Today’s Seattle Times shows that they’re back to calling gun control by its alias, “gun safety,” in a story about ten things to watch as the legislative session unfolds, while in Colorado, the press in Glenwood Springs remains intellectually honest by noting that Republicans are opening their session by “moving fast to repeal gun-control legislation Colorado Democrats passed two years ago.”
What is it with the press? Who is it they think they’re fooling? Are they really fooling anyone?
The Times story reports that the same so-called “gun-safety advocates” behind passage of Initiative 594 – the 18-page gun control measure passed by voters in November and challenged by the Second Amendment Foundation (SAF) in December – now “want to push for more laws.” This certainly lives up to the pattern that gun prohibitionists have established over the years. They’re never satisfied.
Down in Colorado, Republicans controlling the State Senate may have a tough time repealing the onerous gun laws that have cost the state industry and jobs, but it puts House Democrats and Democrat Gov. John Hickenlooper in the position of having to defend their votes. The effort demonstrates that GOP leaders in the Senate are willing to bring up an uncomfortable topic that the gun control crowd would rather just go away.
This Thursday’s planned “Rally for Your Rights” in Olympia by various Second Amendment rights organizations will be an opportunity for gun owners to talk about genuine safety. It will be pretty easy to tell the difference between the pros and pretenders. The National Rifle Association has a nationwide network of firearm safety instructors, and last week, SAF launched its own training division.
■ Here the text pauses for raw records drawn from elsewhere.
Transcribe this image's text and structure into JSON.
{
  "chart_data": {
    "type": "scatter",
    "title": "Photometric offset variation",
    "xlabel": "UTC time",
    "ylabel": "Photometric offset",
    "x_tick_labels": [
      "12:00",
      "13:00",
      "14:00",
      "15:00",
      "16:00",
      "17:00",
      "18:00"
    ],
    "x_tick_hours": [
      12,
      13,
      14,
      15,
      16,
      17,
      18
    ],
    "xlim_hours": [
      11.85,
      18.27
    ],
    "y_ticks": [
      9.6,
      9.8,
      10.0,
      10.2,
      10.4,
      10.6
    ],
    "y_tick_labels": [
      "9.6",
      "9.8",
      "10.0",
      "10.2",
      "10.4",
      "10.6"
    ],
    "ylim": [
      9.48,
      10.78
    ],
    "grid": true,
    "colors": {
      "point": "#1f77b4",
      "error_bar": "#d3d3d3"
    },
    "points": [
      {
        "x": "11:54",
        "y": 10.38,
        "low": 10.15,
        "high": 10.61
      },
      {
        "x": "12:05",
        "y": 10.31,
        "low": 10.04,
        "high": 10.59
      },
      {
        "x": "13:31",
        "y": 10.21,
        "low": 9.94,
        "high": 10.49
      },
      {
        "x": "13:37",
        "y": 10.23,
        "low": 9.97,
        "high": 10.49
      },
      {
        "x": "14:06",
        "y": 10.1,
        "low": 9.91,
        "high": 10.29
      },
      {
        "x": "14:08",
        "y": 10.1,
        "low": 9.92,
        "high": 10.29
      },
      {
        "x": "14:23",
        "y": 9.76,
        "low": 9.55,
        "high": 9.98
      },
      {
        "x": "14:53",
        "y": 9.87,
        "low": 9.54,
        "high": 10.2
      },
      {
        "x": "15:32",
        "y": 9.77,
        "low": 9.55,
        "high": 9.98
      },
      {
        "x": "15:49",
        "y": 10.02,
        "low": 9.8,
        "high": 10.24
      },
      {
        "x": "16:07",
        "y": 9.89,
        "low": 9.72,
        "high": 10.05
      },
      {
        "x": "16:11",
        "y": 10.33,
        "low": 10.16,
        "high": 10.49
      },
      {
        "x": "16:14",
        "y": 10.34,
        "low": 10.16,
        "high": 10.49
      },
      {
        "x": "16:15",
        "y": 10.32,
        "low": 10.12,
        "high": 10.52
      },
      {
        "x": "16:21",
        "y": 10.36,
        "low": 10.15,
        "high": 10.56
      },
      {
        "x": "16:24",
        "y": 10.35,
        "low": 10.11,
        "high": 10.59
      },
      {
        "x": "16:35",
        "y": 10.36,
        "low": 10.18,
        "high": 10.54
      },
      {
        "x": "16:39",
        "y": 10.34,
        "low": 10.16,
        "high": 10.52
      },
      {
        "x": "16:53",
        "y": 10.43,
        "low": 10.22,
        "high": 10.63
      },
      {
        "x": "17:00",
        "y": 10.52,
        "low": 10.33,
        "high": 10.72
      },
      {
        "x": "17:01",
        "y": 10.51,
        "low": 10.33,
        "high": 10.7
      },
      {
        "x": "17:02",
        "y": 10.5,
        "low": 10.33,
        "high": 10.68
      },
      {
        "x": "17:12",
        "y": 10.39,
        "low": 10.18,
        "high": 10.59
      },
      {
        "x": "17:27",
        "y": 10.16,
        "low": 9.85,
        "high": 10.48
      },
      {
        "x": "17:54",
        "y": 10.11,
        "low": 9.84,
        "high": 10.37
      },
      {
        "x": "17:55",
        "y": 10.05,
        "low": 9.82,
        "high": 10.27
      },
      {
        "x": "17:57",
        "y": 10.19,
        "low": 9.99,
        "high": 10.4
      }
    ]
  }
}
Back in November on the day after the election, both the Seattle Times and Seattle P-I.com both referred to I-594 as a “gun control” victory. Today’s fallback to the “safety” masquerade merely reinforces the notion that gun owners have of the press as being disingenuous if not downright deceptive.
Second Amendment activists are determined to beat back gun control in both Washington and Colorado. In the Northwest, they’re trying both in the legislative and legal arenas, while in the Centennial State, they’re hoping state lawmakers come to their senses.
Merely defying a law will not make it go away. If gun owners are to realize their goals in either state, the onerous laws they oppose must be rolled back in the legislatures or defeated in the courts.